スプーン1杯の給食しか与えられない保育園でも、「助かっていた」とは。それだけ追い詰められて毎日必死に育児・家事・仕事をこなしている親たちがいるという事実。大切な子どもを育てるために働いているけど、大好きな子ども危険な目に遭わせたくないから誰も信用できない。そんな閉鎖的な世界を作りこんでしまっている親たちも大勢いる。
それでも、幼いときに育つ環境がもたらす影響は大きいから、心の種にできるだけたくさんの栄養を与えたい。たくさんの奇跡の連続で、今目の前にいる子にできるだけたくさんのキラキラ輝く瞬間を見せてあげたい。そう願わない親がいるだろうか。
「まちの保育園」は、2011年4月1日に東京都認証保育所「まちの保育園 小竹向原」(東京都練馬区)を開園し、4年後には認可保育所となった。現在は、全部で4つの認可保育所と1つの認定こども園を運営している。また、今年の10月には、認定こども園「まちのこども園 代々木公園」(東京都渋谷区)が開園予定だ。
「まちの保育園」では、園児が“自分で”決めるということを大切にしている。その中の1つの試みに「プロセス主義」がある。「プロセス主義」とは、「結果主義」が「できるようになったこと」を見ていくのに対し、「今、子どもが何に夢中になっているか」「何に気付き、どのような気持ちでそれを探求しているのか」の学びのプロセスを捉えていくこと。「今まさに夢中になっていること」は1人1人違う。今日は何をしたいか、朝の会で話し合い、やりたいことごとに子供たちがグループを決めて、午前の時間を過ごす。
ある男の子は「色」に夢中になっていて、三原色でいろんな色を作ることができる「日本の伝統色」の色見本帳を見て「全ての見本帳の色を再現したい!」と、絵の具と水を調合して見事に全ての色を再現してみせたという。
そういう時にカラーコーディネーターの資格を持っている人や、水彩画や油絵など絵を学んでいる人が近くにいたら、もっと良い学びの場が持てるだろう。「大人がまずは自己充実していること」も大事だと松本氏。毎日の充実が余裕につながり、接する子どもにダイレクトに影響する。「まちの保育園」では、「子どもも主人公だけど、先生たちも主人公」と話しているという。いろいろな価値観、考え方の人がいるんだよと言葉で伝えるよりきちんと、子どもたちには伝わりそうだ。
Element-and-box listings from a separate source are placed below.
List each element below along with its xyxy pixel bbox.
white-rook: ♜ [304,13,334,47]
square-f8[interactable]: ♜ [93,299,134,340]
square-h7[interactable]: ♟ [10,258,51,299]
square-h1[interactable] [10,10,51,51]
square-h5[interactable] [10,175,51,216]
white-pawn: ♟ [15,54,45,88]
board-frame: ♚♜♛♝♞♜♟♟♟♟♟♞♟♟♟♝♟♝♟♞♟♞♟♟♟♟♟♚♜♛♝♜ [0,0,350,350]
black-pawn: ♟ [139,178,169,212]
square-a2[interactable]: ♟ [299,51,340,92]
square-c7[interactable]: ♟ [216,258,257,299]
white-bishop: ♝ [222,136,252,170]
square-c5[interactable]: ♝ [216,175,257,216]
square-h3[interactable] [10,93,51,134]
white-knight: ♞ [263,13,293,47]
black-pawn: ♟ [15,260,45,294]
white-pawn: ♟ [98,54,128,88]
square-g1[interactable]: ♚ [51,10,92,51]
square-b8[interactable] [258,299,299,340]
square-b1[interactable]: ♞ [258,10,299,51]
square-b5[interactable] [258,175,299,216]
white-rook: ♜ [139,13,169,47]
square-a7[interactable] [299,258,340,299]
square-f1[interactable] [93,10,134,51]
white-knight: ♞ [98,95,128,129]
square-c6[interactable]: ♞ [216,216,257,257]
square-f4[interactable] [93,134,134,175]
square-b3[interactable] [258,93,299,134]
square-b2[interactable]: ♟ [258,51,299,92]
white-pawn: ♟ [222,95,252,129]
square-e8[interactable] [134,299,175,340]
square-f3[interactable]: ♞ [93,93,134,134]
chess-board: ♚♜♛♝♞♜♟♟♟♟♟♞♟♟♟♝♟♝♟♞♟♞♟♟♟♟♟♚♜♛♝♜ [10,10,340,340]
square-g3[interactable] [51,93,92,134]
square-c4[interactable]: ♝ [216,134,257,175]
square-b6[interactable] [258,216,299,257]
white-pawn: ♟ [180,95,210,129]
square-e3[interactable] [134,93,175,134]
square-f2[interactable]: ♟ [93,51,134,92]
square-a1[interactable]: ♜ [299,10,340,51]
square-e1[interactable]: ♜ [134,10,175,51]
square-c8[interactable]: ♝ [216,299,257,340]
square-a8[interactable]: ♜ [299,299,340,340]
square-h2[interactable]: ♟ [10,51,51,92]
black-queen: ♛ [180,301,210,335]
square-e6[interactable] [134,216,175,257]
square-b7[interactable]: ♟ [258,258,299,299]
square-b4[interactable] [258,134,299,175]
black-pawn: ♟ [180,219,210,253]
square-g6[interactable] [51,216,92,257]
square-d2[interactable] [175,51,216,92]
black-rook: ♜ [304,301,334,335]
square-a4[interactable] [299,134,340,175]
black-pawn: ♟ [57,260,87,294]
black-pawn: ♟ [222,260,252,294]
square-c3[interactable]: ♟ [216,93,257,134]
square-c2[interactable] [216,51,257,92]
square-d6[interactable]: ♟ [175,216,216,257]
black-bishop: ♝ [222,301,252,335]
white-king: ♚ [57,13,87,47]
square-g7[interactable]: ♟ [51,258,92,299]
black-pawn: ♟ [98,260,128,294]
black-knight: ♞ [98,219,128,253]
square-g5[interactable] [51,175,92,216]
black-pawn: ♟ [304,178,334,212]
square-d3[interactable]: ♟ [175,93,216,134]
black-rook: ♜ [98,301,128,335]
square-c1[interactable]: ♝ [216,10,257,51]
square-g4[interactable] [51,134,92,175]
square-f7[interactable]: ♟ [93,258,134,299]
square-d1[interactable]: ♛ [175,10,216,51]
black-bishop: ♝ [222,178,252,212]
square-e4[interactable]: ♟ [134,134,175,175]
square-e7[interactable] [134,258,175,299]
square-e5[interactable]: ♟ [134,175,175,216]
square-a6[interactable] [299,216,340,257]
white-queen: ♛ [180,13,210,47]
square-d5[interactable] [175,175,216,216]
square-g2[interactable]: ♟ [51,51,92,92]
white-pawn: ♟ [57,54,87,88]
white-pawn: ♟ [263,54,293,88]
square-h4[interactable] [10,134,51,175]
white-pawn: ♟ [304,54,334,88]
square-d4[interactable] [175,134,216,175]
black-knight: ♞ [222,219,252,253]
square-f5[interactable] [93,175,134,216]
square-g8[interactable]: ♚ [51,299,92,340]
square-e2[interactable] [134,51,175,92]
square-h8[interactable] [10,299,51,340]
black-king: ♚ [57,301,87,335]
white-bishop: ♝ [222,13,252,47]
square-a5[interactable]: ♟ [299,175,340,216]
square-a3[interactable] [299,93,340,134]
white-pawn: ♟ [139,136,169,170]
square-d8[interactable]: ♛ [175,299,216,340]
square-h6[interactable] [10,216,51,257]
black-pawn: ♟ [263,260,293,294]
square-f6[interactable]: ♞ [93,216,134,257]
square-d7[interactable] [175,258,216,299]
松本氏が伝え続ける強い思いに、共感する人々の輪が広がっていき、まち全体で子どもたちの成長を見守る。そういう環境で育った子どもたちが将来、同じ思いを共有していく。そんな世の中も遠くない。今、そんなことを思う余裕はなくてもこの本と共に目の前のお子さんに「今何に夢中になってる?」と聞いてみてほしい。そうしたら、どんな答えが返ってくるだろうか。